I never said everyone knows how to do it. I said they have the ability to do it. And they do


----------



## Dman1114 (Oct 8, 2014)

They are taking this chuck back for the 2nd time.... They told me they were gonna make sure the next one is right.   If i get it back again and it is AFU Im going to fab me up a mount for my long nose die grinder and I'm gonna fix it myself.


----------



## visenfile (Oct 12, 2014)

The tone and experience in this thread should be enough to move it to the beginners section as a motivator.  Seems like these fixes are related to way scraping. I have used blue dye marker and hand tools for many successful efforts accross the years when I simply did not have proper machine tools.  Kudos!


----------



## Falcon67 (Oct 14, 2014)

chuckorlando said:


> I never said everyone knows how to do it. I said they have the ability to do it. And they do



Agree.  I get a little hesitant sometimes but I try to remind myself that if I really hose it up then 1) it was broke in the first place so what 2) can buy another one or 3) if its that important, pay someone to fix it.


----------



## Dman1114 (Oct 14, 2014)

I just got in another chinese 4 jaw From Grizzly.  This is the third chuck from them and its no different.  The jaws are not parallel.   Not sure what is going on here.   But when i put a piece in the chuck i would think that the jaws should make contact from to back.     Only the Front of the jaws makes contact. ...  Gonna call them tomorrow and see WTF is going on.  They told me they would check it out and make sure i got a good one....

kinda messed up how a company thinks... they would rather pay shipping on a chuck (probably not cheep) back and fourth 2 times now than just credit me the price of it toward a  bison.

If this don't pan out i will be fixing it myself.


----------



## JimDawson (Oct 14, 2014)

Some bias toward the front of the jaw is not a bad thing.  As you tighten the jaws, there is some spring in the system they will tend to contact more and more surface the tighter they get.  Bell-mouth on the other hand would be a bad thing.

EDIT:

It is important that the centerline of the jaws point directly at the tailstock center.  That's where mine was way off.


----------



## chuckorlando (Oct 15, 2014)

I dont suspect you will get anything better no matter how many they send. Everyone they have came off the same run, fixture, grinder, what have you. You get what you pay for in this case. Which is not bad compared to high end chucks. But I suspect if your not paying top dollar you run the risk of having to tweak the product your self. I have a 4 jaw that wont hold a 4x4 with out turning 2 jaws sideways. No matter how I set the jaws, it simply will not work in this range.
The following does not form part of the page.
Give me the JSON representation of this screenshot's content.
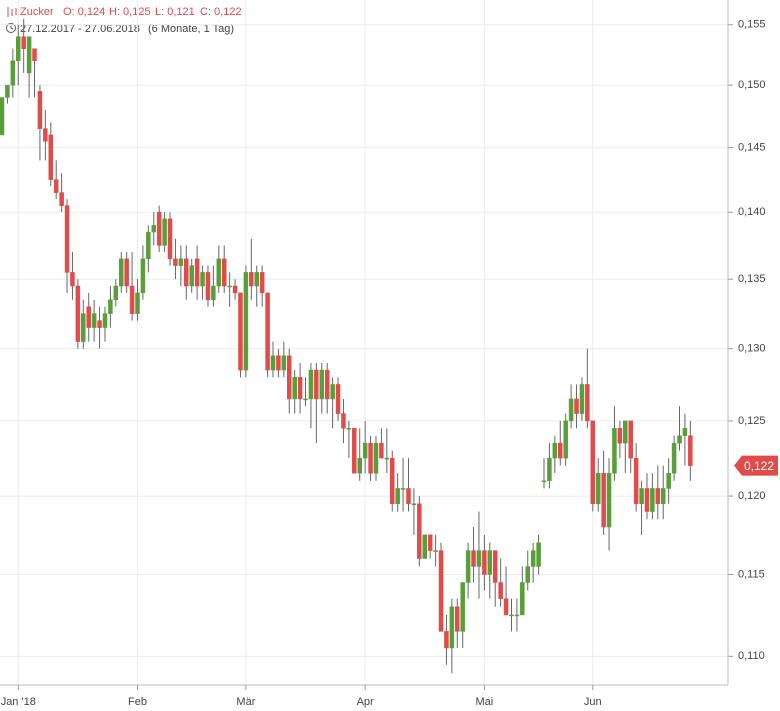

Your best bet is to just pre load and grind the jaws I suspect


----------



## Dman1114 (Oct 23, 2014)

well called grizzly again....     i asked them if the guy who inspected this one was blind.  any how they said they were gonna look into it and get back to me.

they called me back today to let me know that a supervisor personally inspected the one they are gonna send and i should have it soon....   

this will be #4 ....    

hopefully i get a good one this time:talktogod:


----------